Kieran Carrel s’est révélé un excellent évangéliste. Dans le meilleur des cas, c’est une tâche considérable, tant sur le plan émotionnel que vocal ; avec des tâches « dramatiques » supplémentaires, cela le devint encore plus. La compréhension et la communication de Carrel semblaient s’approfondir grâce à ces défis, s’engageant pleinement dans les circonstances et leur cadre conceptuel.

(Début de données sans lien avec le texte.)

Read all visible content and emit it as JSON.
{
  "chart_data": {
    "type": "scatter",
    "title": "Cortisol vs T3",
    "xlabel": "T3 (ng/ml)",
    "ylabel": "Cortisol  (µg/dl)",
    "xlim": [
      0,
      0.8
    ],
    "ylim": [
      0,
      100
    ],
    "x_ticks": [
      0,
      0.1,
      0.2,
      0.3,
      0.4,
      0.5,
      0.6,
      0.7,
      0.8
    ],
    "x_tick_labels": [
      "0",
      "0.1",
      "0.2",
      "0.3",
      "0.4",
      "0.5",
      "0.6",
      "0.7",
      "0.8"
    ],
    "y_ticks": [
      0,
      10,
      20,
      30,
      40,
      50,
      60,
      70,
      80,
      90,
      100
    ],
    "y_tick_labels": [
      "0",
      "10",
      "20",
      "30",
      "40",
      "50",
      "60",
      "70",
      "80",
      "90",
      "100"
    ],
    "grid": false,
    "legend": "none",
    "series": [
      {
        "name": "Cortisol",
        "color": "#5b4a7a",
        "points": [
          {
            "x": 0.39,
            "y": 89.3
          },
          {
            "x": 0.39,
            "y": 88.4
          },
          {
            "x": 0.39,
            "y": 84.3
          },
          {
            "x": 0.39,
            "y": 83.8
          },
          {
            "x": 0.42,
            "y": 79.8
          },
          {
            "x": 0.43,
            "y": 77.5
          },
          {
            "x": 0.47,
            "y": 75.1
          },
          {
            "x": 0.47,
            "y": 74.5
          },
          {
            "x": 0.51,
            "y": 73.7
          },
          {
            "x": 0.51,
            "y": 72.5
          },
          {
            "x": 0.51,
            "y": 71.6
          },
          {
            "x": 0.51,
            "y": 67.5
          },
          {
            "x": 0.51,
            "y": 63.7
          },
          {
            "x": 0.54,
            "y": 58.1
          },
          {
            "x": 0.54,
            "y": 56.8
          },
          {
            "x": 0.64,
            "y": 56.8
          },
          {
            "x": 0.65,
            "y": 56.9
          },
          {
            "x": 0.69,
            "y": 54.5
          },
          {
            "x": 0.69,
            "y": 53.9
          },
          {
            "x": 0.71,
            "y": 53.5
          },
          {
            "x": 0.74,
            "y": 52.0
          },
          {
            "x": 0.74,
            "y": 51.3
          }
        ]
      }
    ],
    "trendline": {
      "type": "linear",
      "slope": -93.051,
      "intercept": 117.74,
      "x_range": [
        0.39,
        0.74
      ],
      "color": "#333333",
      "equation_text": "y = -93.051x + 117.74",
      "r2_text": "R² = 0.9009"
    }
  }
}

On pourrait dire la même chose du Christus de Padraic Rowan, d’une beauté sombre : étrangement, proprement distant mais aussi accessible. Les autres solistes vocaux ont également tous impressionné. Aux prises avec un rhume, Joel Allison a néanmoins livré des récits émouvants des airs de basse ; il n’y avait que quelques occasions où l’on pouvait le dire. Le ténor Kangyoon Shine Lee a au moins fait ses preuves dans les airs de ténor, ligne et ton finement sculptés au service du texte. Siobhan Stagg et Annika Schlicht se complètent parfaitement en tant que soprano et mezzo-soprano, offrant des performances à la fois réfléchies et, semble-t-il, dramatiquement spontanées. Youngkwang Oh et Artur Garbas ont impressionné de la même manière dans leurs rôles. Il n’y avait pas vraiment de maillon faible, mais plutôt, au sens propre du terme, une communauté musicale qui à la fois construisait et était construite par la grande Passion de Bach et sa mise en scène particulière.